Le nouveau film de Clint Eastwood représente en quelque sorte la jonction parfaite entre sa mythologie des États Unis vue au travers d’histoires vraies mais hors du commun de citoyens américains ordinaires (American Sniper, Sully, Le 15H17 pour Paris) et sa propre mythologie incarnée derrière et devant la caméra et essentiellement basée sur la rédemption (Impitoyable, Million dollars baby, Gran Torino).
En ce sens, La mule est en effet un film très personnel mais aussi une pierre supplémentaire dans son panthéon de personnages hauts en couleur qui font individuellement la grande Histoire de ce pays de tous les possibles. Clint Eastwood incarne donc Earl Stone, mauvais mari, mauvais père de famille mais pépiniériste accompli qui, poussé par la faillite de son entreprise, va accepter de transporter de la drogue pour le cartel de Sinaloa. L’argent coule à flot mais coincé entre la DEA, les trafiquants et sa famille, l’étau se ressert autour d’un homme au crépuscule de sa vie. Car comme le dit si bien Earl, l’argent achète tout sauf le temps qui passe inéluctablement, ne laissant que des regrets à ceux qui n’ont pas su en profiter.
Film testamentaire, drame parsemé de saillies comiques (la dernière réplique du film lancée par la fille d’Earl est à ce propos irrésistible), biopic fantasmé d’un destin hors du commun, La mule est un peu tout ça en même temps, portée par le visage tanné d’un immense acteur qui se voit en homme ordinaire avec ses failles et ses propres amertumes.
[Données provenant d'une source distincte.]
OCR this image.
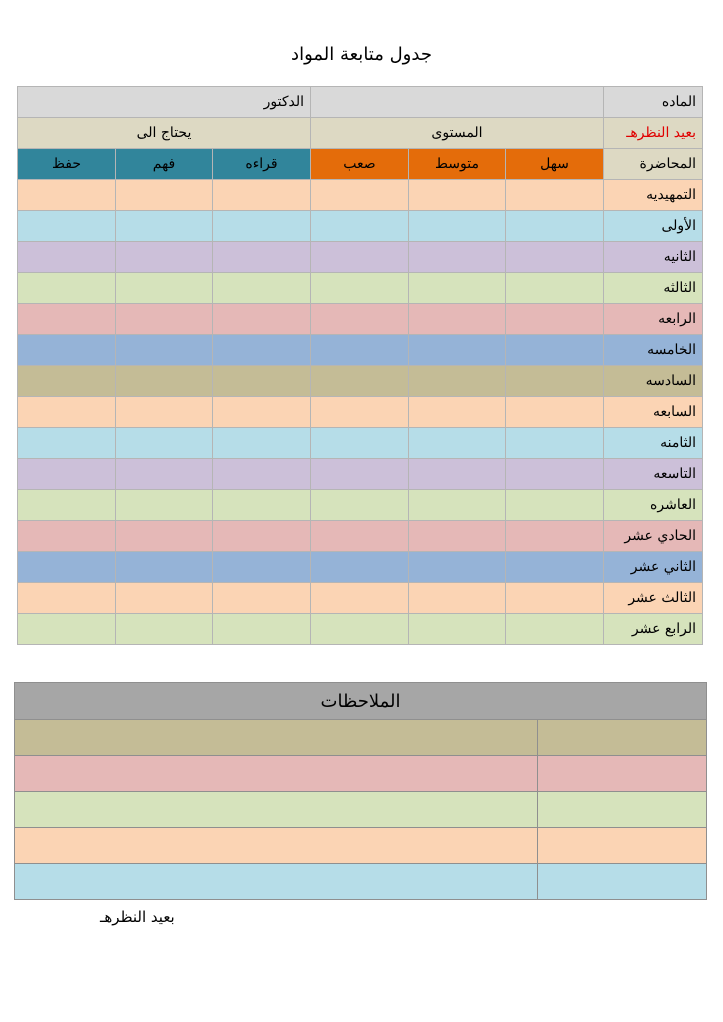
جدول متابعة المواد
الدكتور						الماده
يحتاج الى			المستوى			بعيد النظرهـ
حفظ	فهم	قراءه	صعب	متوسط	سهل	المحاضرة
						التمهيديه
						الأولى
						الثانيه
						الثالثه
						الرابعه
						الخامسه
						السادسه
						السابعه
						الثامنه
						التاسعه
						العاشره
						الحادي عشر
						الثاني عشر
						الثالث عشر
						الرابع عشر
الملاحظات	

بعيد النظرهـ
Entouré par de solides interprètes, Clint Eastwood se dévoile avec ce qu’il faut de pudeur et un sens de la mise en scène toujours aussi juste. Sans atteindre l’épure sentimentale de Sur la route de Madison ou la puissance narrative d’un Gran Torino, La mule nous rappelle que le grand Clint en a encore sous le pied et qu’il faudra compter avec lui. Très longtemps on l’espère.